Benefits and Disadvantages of Different Types of Power Generators
Every power generator is not ideal in every situation. If you’re using a portable generator, you’ll need one that’s either gas, propane or diesel-fuel powered. A propane generator can also be used as a standby generator and hook directly into a large stationary propane tank. The other type of power generator is a natural gas-powered generator. This is a standby generator that will hook directly into your natural gas lines at your business and be used as a backup in case of electric failure.
Natural gas and propane generators present some risk because of their connection to those fuel lines. Because of that, they typically have several safety features installed like automatic shutdowns in case of overheating, high oil pressure or other problems, to prevent fires and explosions.
Gasoline and diesel-powered generators are the other two types that are available in both portable generators or for use as an industrial generator. A gas generator isn’t a good option as a standby generator, but a diesel-powered generator can be. Each has certain advantages and disadvantages in certain situations.
Benefits of a Gas Generator
Gas generators generally cost less than diesel models. They’re often more lightweight because they offer less power. The engines are larger but the other components usually are a bit less heavy. Gas generators are a good choice for small applications and for highly portable uses. Because gas is so readily available, the fuel is easy to come by. Gas, by the gallon, is usually cheaper than diesel fuel. Gas engines typically run more quietly than diesel engines.
Benefits of a Diesel Generator
Diesel generators are also powered by readily available fuel. Diesel is often more expensive than gasoline but because diesel engines use much less fuel, diesel is actually a more cost-effective choice. Diesel engines don’t use sparkplugs. That means not only will you be able to start the engine without worrying about worn sparkplugs, but there is no spark which means there’s less risk of fire and explosion than with a gas combustion engine.
Diesel fuel burns cleaner than gasoline and is less flammable. It doesn’t evaporate as quickly, either. So if your generator is going to be used infrequently, diesel fuel is a better choice because there will be less evaporation between uses, and storing the fuel means less risk of fire or explosion than with a petrol generator.

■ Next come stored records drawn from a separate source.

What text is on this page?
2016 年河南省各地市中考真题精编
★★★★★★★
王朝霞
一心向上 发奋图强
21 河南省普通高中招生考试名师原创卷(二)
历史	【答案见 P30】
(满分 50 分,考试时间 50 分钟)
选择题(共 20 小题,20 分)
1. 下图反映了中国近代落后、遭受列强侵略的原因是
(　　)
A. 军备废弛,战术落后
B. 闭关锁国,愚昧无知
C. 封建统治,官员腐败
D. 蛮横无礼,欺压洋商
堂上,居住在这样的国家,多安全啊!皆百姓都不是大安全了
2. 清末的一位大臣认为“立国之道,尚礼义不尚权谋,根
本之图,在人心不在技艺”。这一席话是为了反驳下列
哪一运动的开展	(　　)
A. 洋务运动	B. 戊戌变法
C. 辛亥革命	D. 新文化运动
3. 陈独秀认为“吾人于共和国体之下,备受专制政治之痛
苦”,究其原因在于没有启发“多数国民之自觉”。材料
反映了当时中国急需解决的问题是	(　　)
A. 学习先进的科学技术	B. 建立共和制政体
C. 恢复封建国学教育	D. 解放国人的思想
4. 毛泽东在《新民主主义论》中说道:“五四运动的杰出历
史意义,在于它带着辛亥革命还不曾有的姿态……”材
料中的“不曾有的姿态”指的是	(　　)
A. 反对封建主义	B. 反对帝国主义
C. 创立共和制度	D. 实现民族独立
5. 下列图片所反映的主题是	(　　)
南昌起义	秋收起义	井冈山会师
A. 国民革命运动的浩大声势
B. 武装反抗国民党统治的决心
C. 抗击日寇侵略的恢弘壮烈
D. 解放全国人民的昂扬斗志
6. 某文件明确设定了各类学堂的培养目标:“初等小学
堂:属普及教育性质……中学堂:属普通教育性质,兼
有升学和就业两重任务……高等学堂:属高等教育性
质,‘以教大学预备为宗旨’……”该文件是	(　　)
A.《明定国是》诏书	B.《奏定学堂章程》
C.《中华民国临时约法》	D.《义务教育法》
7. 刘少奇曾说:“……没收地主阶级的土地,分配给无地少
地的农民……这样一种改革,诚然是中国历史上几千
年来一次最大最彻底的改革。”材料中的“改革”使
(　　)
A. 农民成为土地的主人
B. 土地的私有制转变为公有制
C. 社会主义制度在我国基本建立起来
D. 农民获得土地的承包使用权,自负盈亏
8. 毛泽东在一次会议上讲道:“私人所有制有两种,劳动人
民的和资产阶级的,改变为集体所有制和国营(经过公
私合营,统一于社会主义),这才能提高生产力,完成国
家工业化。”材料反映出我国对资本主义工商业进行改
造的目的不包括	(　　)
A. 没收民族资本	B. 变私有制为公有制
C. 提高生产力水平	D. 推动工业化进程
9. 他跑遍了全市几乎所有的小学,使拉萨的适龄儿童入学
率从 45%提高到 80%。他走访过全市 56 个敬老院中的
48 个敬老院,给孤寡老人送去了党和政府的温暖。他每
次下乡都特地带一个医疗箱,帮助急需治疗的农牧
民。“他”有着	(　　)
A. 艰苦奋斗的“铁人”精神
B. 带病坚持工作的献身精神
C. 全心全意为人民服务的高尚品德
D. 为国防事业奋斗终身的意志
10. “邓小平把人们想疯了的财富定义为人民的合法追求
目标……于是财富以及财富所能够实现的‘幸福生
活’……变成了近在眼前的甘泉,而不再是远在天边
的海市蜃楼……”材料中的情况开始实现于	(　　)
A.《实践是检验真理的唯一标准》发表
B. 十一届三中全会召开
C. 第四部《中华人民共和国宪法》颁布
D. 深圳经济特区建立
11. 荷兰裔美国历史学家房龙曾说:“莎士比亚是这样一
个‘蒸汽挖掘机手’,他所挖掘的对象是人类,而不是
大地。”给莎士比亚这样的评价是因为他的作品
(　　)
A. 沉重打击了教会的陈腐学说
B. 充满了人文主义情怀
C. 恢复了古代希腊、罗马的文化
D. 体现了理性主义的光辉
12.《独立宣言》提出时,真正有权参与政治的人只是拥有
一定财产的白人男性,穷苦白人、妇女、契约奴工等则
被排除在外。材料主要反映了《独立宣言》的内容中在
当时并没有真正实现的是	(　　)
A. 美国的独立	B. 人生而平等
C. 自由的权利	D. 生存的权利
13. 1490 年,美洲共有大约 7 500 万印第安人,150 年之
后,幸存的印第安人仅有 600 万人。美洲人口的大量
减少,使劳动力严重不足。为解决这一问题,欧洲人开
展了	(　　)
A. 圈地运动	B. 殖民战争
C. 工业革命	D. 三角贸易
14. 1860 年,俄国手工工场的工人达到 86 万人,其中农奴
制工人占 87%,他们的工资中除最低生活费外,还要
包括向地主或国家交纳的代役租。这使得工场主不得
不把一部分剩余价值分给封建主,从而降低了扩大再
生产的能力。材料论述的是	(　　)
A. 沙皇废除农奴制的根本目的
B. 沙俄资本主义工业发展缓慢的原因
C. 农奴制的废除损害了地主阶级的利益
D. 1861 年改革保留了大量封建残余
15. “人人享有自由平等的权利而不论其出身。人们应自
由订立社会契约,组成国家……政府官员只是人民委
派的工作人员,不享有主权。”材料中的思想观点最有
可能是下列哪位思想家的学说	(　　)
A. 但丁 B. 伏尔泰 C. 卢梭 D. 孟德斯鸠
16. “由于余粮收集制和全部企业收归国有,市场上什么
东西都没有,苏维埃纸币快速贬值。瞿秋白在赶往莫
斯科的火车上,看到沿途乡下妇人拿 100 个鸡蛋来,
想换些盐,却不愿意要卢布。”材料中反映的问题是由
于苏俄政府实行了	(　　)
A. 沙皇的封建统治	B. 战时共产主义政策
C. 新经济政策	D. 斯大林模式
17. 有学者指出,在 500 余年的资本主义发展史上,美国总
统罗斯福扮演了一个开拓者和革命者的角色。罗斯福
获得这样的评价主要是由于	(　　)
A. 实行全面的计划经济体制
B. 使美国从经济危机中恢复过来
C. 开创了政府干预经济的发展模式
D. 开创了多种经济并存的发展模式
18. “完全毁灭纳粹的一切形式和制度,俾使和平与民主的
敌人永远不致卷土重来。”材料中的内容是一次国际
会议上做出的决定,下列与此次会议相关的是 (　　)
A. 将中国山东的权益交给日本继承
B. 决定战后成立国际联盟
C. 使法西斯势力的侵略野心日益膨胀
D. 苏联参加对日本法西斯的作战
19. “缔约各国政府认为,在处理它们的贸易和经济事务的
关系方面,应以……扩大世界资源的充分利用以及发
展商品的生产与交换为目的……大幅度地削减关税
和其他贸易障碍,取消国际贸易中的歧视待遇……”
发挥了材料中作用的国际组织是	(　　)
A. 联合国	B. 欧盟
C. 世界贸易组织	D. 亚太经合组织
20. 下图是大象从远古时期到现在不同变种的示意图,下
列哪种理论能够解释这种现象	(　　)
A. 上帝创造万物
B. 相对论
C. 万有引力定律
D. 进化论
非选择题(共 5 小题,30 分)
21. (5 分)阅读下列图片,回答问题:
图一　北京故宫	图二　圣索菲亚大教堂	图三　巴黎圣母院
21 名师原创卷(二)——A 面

Main Differences Between Gas and Diesel
For business uses, diesel generators are usually the better choice. Not only will you find a cost savings in the fuel, but diesel engines break down less often and require less cleaning and maintenance than any other type of fuel-powered engine. Purchasing diesel generators that offer huge amounts of wattage gives you the option of using them for more applications than you originally planned. If you buy a gas-powered generator that can’t handle that kind of wattage, it’s not safe to use because an overloaded generator poses a great risk of fire or explosion.